Doch es kommt nicht nur auf die Entlohnung selbst an. Auch die Anrechenbarkeit von Vordienstzeiten ist ein wichtiger Bestandteil von Kollektivverträgen. In den Branchen, in denen dies bereits durchgesetzt wurde, haben Beschäftigte die Möglichkeit, gleich in einer höheren Lohnstufe einzusteigen, um nach einem Jobwechsel nicht wieder ganz unten beginnen zu müssen. Zu den weiteren Errungenschaften zählen unter anderem auch die Arbeitszeitverkürzung in einigen Branchen von 40 Wochenstunden Normalarbeitszeit auf 38,5 bzw. 38 Stunden oder die Ausweitung der Karenzzeitenanrechnung, die in unterschiedlichem Ausmaß in den verschiedenen Branchen eine deutliche Verbesserung zum Gesetz darstellen.
Besonders herausheben möchte Aytekin die Bemühungen um die sechste Urlaubswoche im Zuge der Kollektivvertragsarbeit. Dabei geht es ihr vor allem darum, „die starren gesetzlichen Regelungen flexibler zu gestalten“. Angestrebt wird daher nicht nur die generelle Einführung der zusätzlichen Urlaubswoche, sondern auch ein schnelleres Erreichen zusätzlicher Urlaubstage im Allgemeinen, gekoppelt entweder an das Lebensjahr oder die Betriebszugehörigkeit.
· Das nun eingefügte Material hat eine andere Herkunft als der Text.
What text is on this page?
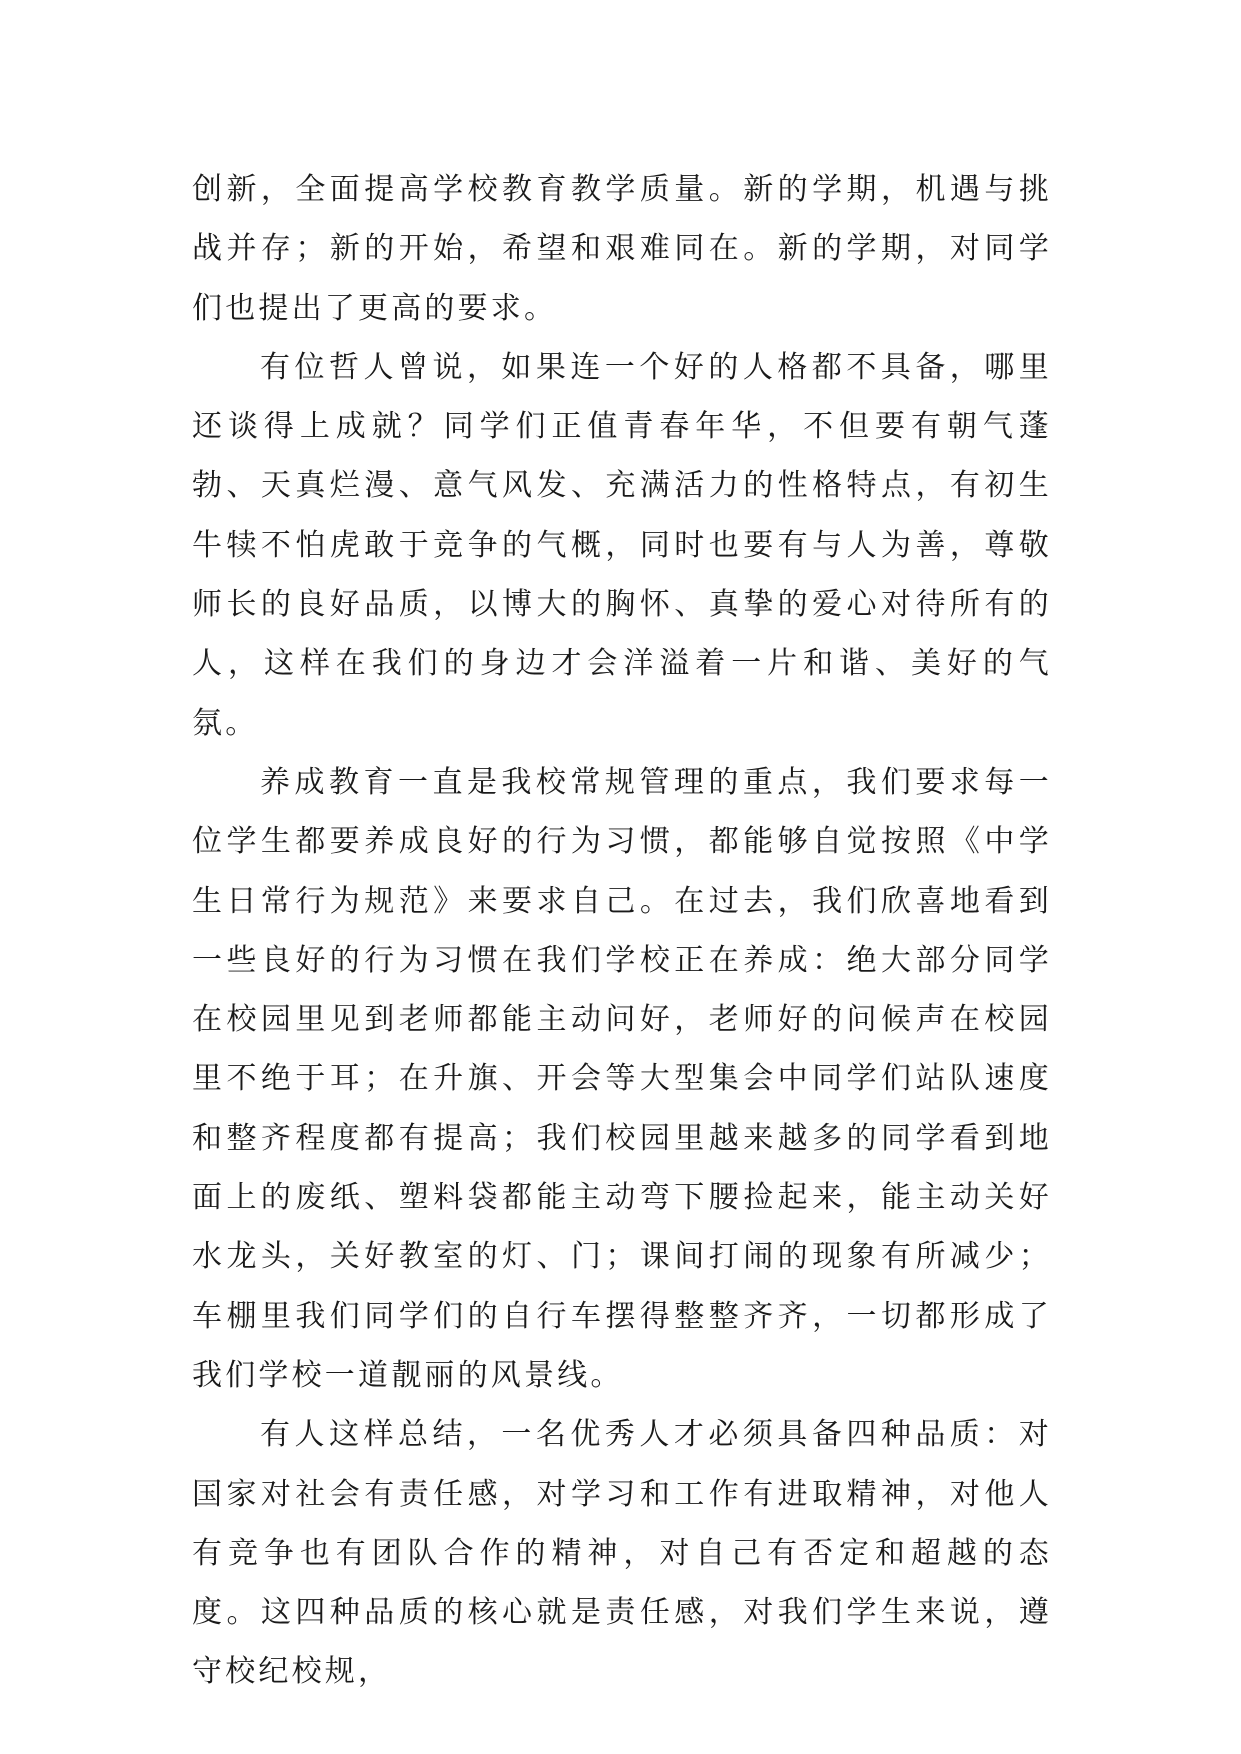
创新，全面提高学校教育教学质量。新的学期，机遇与挑战并存；新的开始，希望和艰难同在。新的学期，对同学们也提出了更高的要求。

有位哲人曾说，如果连一个好的人格都不具备，哪里还谈得上成就？同学们正值青春年华，不但要有朝气蓬勃、天真烂漫、意气风发、充满活力的性格特点，有初生牛犊不怕虎敢于竞争的气概，同时也要有与人为善，尊敬师长的良好品质，以博大的胸怀、真挚的爱心对待所有的人，这样在我们的身边才会洋溢着一片和谐、美好的气氛。

养成教育一直是我校常规管理的重点，我们要求每一位学生都要养成良好的行为习惯，都能够自觉按照《中学生日常行为规范》来要求自己。在过去，我们欣喜地看到一些良好的行为习惯在我们学校正在养成：绝大部分同学在校园里见到老师都能主动问好，老师好的问候声在校园里不绝于耳；在升旗、开会等大型集会中同学们站队速度和整齐程度都有提高；我们校园里越来越多的同学看到地面上的废纸、塑料袋都能主动弯下腰捡起来，能主动关好水龙头，关好教室的灯、门；课间打闹的现象有所减少；车棚里我们同学们的自行车摆得整整齐齐，一切都形成了我们学校一道靓丽的风景线。

有人这样总结，一名优秀人才必须具备四种品质：对国家对社会有责任感，对学习和工作有进取精神，对他人有竞争也有团队合作的精神，对自己有否定和超越的态度。这四种品质的核心就是责任感，对我们学生来说，遵守校纪校规，
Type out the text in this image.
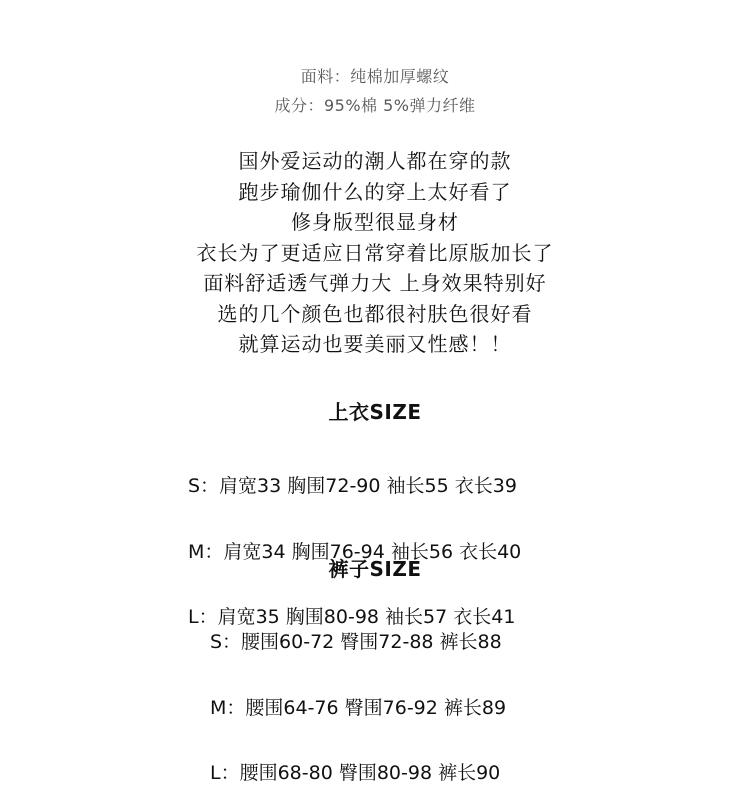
面料：纯棉加厚螺纹
成分：95%棉 5%弹力纤维
国外爱运动的潮人都在穿的款
跑步瑜伽什么的穿上太好看了
修身版型很显身材
衣长为了更适应日常穿着比原版加长了
面料舒适透气弹力大 上身效果特别好
选的几个颜色也都很衬肤色很好看
就算运动也要美丽又性感！！
上衣SIZE

S：肩宽33 胸围72-90 袖长55 衣长39

M：肩宽34 胸围76-94 袖长56 衣长40

L：肩宽35 胸围80-98 袖长57 衣长41

裤子SIZE

S：腰围60-72 臀围72-88 裤长88

M：腰围64-76 臀围76-92 裤长89

L：腰围68-80 臀围80-98 裤长90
Einer der besonderen Erfolge dieses Jahres? „Seit 1. Mai 2018 haben wir für die ArbeiterInnen am Flughafen die sechste Urlaubswoche über den Kollektivvertrag als sozialpartnerschaftliche Vereinbarung durchgesetzt“, so Aytekin.
Kontinuierliche Entwicklung und Signalwirkung
Trotz der vielen Errungenschaften betont Peter Schleinbach abschließend erneut, dass es nicht so sehr auf die einzelnen Kleinerfolge ankommt: „Alleine gesehen wirken diese meist nicht sonderlich spektakulär – nur in den seltensten Fällen kann man von historisch bedeutsamen Erfolgen sprechen. Vielmehr sind es die kontinuierliche Entwicklung und die vielen kleinen Erfolge, die in Summe zu qualitativ guten Kollektivverträgen führen.
Denn genau die treiben die Verhandlungsarbeit voran, sodass im Laufe der Zeit gute Kollektivverträge entstehen.“ Wie aber auch die erfolgreichen Beispiele der vida zeigen, können selbst kleine Triumphe durchaus eine Signalwirkung haben. Wird etwas erstmalig in einer Branche durchgesetzt, zeigt das laut Aytekin vor allem eines: „Es ist möglich.“ In der nächsten Verhandlungsrunde dann vielleicht auch für weitere Branchen und Berufsgruppen.